Они пересекли сквер и прыгнули в узкий глубокий ров, выкопанный, очевидно, для телефонного кабеля.  Здесь Буш дал Петру пистолет.  У Яна и Алекса были винтовки.
- Что происходит, господин лейтенант? – отдышавшись, спросил Петр у Буша.
- Война, - бросил офицер, вставляя патроны в барабан своего револьвера.
- Казарма взорвана, - продолжал он. – Кто-то ночью убил часовых и подложил под здание взрывчатку с часовым механизмом.  Полковник Тален убит ночью в своей спальне.  Вместе со всей семьей.  Почти все солдаты, ночевавшие в казарме, погибли. – Лейтенант прислушался, пока было тихо.  Затем где-то вдалеке грянуло два выстрела.
- Кто эти люди? – спросил Петр.
- Судя по всему, н-ландцы.  Как мне кажется, их Армия за эту ночь оккупировала половину страны, продвинувшись от границы километров на сто.  Наверное, все мелкие гарнизоны смяты.  Лейтенант Вайс с восемью солдатами час назад был окружен в здании суда.  Нам, господа солдаты, предстоит выбор: или идти на помощь Вайсу, или бежать из города и двигаться на север, куда неделю назад ушли на учения два основных батальона нашей армии.
Приказываю следовать за мной на север.  Вайса уже не спасешь, в город вошло несколько танков.  У нас же на четверых лишь две гранаты и два десятка патронов.
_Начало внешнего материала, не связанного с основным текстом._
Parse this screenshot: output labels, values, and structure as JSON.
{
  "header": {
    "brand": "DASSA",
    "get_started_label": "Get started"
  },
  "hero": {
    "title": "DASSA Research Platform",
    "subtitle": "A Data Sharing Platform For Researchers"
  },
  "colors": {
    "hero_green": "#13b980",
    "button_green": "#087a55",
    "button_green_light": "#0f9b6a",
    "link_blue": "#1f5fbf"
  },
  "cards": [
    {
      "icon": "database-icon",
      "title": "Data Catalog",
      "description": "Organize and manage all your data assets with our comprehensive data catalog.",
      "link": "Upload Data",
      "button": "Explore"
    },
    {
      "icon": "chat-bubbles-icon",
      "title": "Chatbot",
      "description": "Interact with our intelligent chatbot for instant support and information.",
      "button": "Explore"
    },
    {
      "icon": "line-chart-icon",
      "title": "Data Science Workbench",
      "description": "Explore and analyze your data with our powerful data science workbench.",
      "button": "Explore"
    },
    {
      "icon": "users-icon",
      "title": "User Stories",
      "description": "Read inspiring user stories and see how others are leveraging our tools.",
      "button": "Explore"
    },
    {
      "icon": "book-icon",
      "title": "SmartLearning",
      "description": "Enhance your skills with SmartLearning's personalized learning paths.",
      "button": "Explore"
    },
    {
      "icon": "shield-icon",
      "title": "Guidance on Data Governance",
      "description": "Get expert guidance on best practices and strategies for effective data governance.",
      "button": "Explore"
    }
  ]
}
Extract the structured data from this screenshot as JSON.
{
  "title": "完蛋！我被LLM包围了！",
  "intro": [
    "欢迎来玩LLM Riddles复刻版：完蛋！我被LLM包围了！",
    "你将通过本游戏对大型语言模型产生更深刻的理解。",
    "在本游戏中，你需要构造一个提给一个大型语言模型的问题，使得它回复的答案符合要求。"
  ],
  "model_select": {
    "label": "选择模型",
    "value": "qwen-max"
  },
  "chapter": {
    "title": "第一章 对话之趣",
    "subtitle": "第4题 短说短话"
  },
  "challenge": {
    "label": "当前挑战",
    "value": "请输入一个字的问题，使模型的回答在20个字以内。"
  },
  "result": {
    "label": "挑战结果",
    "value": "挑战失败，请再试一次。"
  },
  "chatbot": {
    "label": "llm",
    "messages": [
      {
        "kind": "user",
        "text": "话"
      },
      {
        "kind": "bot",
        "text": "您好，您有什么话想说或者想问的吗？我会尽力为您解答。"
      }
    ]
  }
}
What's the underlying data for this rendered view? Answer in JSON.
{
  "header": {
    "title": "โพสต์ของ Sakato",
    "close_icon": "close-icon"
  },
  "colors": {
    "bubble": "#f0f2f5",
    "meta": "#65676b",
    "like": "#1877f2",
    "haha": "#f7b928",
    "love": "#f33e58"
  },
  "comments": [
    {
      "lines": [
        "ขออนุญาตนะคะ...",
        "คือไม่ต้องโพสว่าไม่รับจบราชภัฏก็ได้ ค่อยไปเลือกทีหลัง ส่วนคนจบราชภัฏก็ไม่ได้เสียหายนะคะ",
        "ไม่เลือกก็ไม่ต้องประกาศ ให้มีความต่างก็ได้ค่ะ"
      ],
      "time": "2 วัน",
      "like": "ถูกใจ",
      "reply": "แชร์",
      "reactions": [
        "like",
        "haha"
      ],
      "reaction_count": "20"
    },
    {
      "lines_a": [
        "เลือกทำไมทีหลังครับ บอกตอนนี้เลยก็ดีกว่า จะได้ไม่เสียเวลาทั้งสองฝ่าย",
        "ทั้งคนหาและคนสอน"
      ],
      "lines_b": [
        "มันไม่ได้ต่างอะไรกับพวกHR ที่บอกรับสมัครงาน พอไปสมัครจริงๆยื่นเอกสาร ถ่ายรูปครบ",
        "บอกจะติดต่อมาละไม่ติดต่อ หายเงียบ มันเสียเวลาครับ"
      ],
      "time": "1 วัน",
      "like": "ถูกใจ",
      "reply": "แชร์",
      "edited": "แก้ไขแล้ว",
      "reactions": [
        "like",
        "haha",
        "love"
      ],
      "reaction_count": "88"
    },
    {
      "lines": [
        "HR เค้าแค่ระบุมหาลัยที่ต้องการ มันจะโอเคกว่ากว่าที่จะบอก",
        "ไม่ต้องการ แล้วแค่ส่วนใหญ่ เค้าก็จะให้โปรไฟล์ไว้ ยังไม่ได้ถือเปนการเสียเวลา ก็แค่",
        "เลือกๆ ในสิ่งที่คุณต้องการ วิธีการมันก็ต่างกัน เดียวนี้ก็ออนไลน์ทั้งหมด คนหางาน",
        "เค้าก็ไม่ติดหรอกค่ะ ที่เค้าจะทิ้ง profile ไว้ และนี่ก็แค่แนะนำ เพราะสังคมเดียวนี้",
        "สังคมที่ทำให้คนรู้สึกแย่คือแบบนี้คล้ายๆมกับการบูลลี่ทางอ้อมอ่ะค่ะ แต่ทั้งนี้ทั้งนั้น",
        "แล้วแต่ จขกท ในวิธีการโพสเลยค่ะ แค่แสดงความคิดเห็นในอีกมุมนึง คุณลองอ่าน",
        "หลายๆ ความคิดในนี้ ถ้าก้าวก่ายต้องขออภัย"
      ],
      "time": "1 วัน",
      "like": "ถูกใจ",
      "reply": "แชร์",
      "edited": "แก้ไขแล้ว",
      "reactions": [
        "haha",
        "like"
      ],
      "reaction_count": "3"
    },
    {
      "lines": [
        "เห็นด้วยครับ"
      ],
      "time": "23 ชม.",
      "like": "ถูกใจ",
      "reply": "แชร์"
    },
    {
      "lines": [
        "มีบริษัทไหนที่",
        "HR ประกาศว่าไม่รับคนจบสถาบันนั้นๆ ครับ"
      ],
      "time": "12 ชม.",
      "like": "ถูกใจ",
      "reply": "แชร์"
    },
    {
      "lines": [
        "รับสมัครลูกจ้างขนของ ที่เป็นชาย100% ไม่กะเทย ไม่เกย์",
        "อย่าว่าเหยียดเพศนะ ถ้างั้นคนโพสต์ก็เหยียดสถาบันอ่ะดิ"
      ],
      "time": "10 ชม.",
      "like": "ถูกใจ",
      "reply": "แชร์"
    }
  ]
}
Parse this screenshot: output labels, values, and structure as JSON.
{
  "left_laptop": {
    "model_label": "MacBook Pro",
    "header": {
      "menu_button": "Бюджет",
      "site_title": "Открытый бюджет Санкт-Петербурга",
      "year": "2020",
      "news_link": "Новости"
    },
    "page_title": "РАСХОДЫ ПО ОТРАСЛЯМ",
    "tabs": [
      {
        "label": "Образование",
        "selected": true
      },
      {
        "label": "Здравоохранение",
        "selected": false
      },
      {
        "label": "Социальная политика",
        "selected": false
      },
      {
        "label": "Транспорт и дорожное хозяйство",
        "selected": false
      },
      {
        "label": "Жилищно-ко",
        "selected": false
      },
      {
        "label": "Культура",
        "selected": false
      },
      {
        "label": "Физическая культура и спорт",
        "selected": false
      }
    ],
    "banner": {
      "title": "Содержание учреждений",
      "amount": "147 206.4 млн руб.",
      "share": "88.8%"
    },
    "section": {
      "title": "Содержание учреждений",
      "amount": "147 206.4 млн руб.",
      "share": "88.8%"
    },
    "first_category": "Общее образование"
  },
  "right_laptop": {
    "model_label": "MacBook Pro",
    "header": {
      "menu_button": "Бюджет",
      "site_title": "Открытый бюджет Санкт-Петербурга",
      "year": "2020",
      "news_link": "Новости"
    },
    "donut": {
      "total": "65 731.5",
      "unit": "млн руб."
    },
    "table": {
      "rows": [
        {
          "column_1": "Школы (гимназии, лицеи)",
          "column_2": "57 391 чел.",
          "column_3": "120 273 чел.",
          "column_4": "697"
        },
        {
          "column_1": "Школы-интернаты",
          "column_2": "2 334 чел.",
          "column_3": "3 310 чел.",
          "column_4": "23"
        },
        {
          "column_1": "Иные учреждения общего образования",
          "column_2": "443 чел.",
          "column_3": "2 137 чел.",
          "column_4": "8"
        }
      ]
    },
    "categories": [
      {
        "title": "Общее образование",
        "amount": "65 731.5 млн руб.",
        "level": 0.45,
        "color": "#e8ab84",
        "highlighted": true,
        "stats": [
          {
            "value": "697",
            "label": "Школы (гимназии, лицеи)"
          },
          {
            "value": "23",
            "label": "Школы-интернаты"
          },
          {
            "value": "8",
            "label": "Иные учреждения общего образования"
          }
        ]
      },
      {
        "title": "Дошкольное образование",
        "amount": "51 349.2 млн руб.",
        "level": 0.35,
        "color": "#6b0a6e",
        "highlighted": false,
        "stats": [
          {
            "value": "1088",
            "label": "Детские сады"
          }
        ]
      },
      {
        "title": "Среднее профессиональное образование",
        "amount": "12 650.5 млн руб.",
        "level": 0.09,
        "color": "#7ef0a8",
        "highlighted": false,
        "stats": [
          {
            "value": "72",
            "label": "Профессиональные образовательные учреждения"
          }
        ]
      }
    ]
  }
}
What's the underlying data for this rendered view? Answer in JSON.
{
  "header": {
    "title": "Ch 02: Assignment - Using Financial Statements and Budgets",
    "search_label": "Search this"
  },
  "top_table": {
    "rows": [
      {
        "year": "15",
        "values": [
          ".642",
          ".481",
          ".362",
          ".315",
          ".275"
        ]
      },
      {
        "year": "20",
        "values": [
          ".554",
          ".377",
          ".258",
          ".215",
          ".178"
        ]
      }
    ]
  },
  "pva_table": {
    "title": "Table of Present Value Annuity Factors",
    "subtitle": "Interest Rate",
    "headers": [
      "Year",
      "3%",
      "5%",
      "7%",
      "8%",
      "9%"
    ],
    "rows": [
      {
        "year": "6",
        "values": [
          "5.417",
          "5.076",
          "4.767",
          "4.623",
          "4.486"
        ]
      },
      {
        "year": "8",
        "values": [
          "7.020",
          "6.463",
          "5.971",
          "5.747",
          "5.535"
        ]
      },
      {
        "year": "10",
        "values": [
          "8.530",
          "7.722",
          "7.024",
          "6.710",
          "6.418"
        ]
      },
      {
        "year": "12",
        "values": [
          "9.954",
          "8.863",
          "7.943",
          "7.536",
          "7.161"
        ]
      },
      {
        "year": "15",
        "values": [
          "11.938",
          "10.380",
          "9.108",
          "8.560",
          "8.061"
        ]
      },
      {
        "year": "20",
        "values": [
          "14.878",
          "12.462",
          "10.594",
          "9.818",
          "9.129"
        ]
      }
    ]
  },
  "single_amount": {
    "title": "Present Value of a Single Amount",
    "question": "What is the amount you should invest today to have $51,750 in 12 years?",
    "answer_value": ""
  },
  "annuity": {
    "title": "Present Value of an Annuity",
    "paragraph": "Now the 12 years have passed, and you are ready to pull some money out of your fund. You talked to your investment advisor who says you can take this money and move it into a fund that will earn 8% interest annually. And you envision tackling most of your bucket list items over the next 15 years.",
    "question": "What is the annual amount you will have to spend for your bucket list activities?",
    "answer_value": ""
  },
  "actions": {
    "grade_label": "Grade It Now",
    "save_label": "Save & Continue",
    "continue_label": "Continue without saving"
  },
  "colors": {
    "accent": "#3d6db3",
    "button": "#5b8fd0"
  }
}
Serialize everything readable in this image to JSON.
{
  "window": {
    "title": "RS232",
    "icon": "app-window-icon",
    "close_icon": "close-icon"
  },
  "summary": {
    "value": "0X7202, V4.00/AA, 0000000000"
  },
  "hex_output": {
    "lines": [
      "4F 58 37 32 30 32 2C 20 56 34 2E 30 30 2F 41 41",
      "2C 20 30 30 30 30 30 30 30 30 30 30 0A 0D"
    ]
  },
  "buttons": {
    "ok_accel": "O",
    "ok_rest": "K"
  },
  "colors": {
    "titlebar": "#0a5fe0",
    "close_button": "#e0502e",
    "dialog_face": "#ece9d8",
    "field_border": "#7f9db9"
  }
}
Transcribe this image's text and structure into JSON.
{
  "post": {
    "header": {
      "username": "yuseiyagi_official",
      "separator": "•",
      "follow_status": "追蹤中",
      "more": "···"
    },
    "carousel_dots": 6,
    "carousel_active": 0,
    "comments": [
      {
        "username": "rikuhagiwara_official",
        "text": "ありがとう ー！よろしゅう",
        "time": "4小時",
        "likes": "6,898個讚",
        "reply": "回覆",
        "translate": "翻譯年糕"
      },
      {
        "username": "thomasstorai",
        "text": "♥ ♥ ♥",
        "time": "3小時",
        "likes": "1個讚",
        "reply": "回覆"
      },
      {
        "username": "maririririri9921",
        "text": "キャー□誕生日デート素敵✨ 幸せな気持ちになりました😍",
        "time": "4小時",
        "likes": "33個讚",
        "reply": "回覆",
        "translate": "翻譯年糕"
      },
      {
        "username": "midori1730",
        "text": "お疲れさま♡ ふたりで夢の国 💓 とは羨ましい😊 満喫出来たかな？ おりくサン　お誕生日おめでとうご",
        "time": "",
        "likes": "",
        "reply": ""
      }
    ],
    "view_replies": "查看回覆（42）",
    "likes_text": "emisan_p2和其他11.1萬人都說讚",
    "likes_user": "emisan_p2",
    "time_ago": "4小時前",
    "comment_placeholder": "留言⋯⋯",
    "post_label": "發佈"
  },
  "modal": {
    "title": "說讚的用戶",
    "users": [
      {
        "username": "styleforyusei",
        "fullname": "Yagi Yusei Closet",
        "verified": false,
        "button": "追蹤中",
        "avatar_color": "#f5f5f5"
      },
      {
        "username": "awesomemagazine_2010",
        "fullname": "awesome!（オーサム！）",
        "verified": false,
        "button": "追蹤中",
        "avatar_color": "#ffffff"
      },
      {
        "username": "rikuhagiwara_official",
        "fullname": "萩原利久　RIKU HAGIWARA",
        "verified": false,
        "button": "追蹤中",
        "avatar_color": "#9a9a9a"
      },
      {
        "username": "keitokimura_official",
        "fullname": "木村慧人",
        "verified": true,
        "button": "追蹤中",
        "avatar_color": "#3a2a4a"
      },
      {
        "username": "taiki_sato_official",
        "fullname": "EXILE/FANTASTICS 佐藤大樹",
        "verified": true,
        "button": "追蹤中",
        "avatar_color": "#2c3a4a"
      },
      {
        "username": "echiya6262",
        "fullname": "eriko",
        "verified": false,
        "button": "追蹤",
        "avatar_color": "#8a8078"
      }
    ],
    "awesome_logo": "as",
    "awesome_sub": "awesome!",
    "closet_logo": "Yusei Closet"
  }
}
Но вот и еще один взрыв, прозвучавший в трех кварталах от того места, где спрятался Буш со своими солдатами.  Это могло означать только одно: лейтенанта Вайса больше нет, здания суда тоже.
Петр потом с трудом вспоминал их бегство из города.  Они бегали от черных по городу, прячась за стены домов, затем отстреливались в старинном графском доме, где Петра ранили в плечо, а Алекса убили.  Были эн-ландские парламентеры:
- Вы все равно проиграете, - кричали они. – Сдавайтесь.  Вашему народу будет хорошо под властью нашего парламента.
Буш посылал им в ответ грязные ругательства, а Ян кричал, что черные несут миномет.
Стремившись попасть в этот дом, они знали о том, что из него ведет подземный ход в часовню на границе города.  Подержав, для вида, несколько минут оборону, они заложили в подвале взрывчатку, подожгли фитиль и побежали по узкому сырому подземному ходу.
Выбрались из часовни часа через два.  Первое, что услышали и увидили, посмотрев на небо – летящий самолет.  Бомба упала рядом с часовней.
Петр остался жив, осколки разорвавшейся бомбы его не повредили.  Рана в плече была не серьезной, пуля просто задела его.

4. Из записок Петра.
«Кто такие патриоты?  Когда рушатся устои их страны, они никогда не признают новых порядков и не примут чужаков.  Потеряв навсегда для них самих старый мир, они борются с новым, борются обреченно.  Они становятся разрушителями того, что некогда было разрушением, а потом превратилось в новый мир, покоящийся на костях старого».


- В этой стране таких партизан, как ты, - говорила Петру старуха, сидевшая на камне у мокрой и грязной дороги, - сменится не одно поколение.  В твоей стране будут жить новые люди, их дети.  А вы будете прятаться в лесах, как звери.  А затем и вы принесете войну.